Here, Ψᵦ- is a proportional constant. 

Ψᵦ= 1÷k

     = 1÷1÷4πε₀

     = 4πε₀

.    = 4× 3.1416× 8.85×10⁻¹² Nm⁻² C²

     = 1.112×10⁻¹⁰ Nm⁻² C²

So, Ψᵦ= 1.112×10⁻¹⁰ Nm⁻² C²

Electric Field Of Capacitor: 

A electrolytic capacitor has its own electric field and it can able to create a new electric field. 

Here, MNOP- is a simple circuit. In this circuit, capacitor is a electric cell.

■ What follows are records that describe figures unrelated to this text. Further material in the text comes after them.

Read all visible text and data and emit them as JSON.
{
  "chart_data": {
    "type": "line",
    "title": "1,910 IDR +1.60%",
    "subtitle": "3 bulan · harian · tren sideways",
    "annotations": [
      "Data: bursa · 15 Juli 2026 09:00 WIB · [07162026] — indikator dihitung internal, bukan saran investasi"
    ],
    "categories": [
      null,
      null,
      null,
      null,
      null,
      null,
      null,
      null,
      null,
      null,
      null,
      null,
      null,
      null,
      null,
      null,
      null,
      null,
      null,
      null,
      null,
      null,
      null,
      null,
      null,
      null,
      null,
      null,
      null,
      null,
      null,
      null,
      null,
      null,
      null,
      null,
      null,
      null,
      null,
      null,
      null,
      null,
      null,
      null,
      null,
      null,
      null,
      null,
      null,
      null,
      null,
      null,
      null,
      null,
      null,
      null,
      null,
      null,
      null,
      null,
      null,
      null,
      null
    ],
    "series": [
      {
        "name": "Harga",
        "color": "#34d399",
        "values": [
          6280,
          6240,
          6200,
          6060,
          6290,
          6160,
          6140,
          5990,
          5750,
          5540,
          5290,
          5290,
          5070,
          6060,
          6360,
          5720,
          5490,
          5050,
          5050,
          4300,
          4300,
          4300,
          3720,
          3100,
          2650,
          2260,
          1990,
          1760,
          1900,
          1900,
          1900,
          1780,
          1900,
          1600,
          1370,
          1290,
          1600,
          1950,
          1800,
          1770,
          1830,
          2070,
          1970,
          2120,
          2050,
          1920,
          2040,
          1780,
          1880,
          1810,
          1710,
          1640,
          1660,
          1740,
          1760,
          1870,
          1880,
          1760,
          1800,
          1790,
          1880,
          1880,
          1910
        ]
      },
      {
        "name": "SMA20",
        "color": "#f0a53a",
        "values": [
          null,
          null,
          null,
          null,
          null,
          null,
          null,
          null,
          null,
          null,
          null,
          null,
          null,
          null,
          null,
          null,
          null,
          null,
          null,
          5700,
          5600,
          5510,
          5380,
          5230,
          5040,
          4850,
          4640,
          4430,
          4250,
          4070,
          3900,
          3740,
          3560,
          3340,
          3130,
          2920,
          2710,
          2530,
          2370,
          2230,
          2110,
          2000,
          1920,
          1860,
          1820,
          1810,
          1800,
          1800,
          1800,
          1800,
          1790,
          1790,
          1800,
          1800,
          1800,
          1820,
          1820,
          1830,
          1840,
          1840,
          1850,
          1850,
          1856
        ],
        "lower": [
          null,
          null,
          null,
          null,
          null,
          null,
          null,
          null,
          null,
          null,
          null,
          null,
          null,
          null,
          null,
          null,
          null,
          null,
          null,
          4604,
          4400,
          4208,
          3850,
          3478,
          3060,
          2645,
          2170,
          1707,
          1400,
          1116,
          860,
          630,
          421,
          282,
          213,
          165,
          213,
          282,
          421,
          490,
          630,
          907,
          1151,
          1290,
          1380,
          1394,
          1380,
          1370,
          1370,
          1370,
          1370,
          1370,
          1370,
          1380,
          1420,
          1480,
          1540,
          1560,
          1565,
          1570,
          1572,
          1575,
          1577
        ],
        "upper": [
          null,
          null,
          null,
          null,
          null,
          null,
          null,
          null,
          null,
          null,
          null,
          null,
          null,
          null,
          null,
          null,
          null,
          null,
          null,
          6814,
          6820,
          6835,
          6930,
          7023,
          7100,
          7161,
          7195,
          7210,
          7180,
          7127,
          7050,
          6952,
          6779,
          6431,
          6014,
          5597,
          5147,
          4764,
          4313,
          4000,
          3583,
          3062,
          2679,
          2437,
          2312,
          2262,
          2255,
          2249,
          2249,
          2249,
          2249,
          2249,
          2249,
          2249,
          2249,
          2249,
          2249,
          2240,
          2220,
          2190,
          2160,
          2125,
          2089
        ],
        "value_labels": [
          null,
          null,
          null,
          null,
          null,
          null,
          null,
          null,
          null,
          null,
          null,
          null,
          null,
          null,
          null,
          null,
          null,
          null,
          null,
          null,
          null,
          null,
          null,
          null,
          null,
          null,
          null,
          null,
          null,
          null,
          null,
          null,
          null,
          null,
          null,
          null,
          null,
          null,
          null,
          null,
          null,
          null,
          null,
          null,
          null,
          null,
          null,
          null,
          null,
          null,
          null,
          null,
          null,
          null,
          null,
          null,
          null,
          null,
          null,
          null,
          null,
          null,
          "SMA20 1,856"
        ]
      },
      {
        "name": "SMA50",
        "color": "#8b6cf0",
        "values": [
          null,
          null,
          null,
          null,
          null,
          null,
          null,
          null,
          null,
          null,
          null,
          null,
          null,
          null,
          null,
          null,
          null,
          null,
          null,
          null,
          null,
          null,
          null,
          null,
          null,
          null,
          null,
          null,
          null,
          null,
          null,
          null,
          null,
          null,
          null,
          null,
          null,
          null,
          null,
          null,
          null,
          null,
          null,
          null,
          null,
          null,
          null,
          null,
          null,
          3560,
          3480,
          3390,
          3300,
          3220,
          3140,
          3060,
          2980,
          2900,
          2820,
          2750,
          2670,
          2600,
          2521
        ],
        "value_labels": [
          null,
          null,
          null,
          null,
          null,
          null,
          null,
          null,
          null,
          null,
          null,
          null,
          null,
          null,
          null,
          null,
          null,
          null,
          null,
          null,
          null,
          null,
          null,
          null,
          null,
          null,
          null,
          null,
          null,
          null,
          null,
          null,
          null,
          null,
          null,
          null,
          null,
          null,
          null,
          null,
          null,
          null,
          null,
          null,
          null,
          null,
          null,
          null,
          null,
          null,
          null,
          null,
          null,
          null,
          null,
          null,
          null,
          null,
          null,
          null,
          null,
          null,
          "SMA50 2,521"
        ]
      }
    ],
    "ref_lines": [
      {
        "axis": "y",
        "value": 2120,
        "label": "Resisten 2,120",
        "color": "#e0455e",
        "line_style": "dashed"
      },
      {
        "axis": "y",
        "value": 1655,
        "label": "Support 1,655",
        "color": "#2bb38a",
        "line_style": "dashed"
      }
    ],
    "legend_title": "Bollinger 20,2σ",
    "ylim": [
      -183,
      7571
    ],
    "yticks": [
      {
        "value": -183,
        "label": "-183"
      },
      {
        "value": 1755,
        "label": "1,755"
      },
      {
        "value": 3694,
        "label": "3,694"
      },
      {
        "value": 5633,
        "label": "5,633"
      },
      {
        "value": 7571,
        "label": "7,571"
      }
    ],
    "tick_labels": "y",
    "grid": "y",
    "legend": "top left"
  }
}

From this capacitor, the electrons flow in the whole circuit. In this circuit, the electrons start flow from the positive(+)  point of the capacitor. The electrons flow positive point to M to N  point, N point to O point, O point to P  point, P point to the negative point of the capacitor. So, we can say that- “A electrolytic capacitor can able to create an electric field.” 

At last, The value of electric field of an electrolytic capacitor is proportional to the value of capacitor's charge and disproportional to the square value of the capacitance of the capacitor. 

Result:

The value of capacitor’s electric field is proportional to the value of capacitor’s charge and disproportional to the square value of the capacitor’s capacitance. 

Conditions Of This Law:  

There are some conditions of this law. Here’s that-

i) This law is only for capacitor. 

ii) The position of capacitor should be in a  circuit

Conclusion:

So, if we know the value of a capacitor’s charge and capacitance, we can determine the value of it's electric field.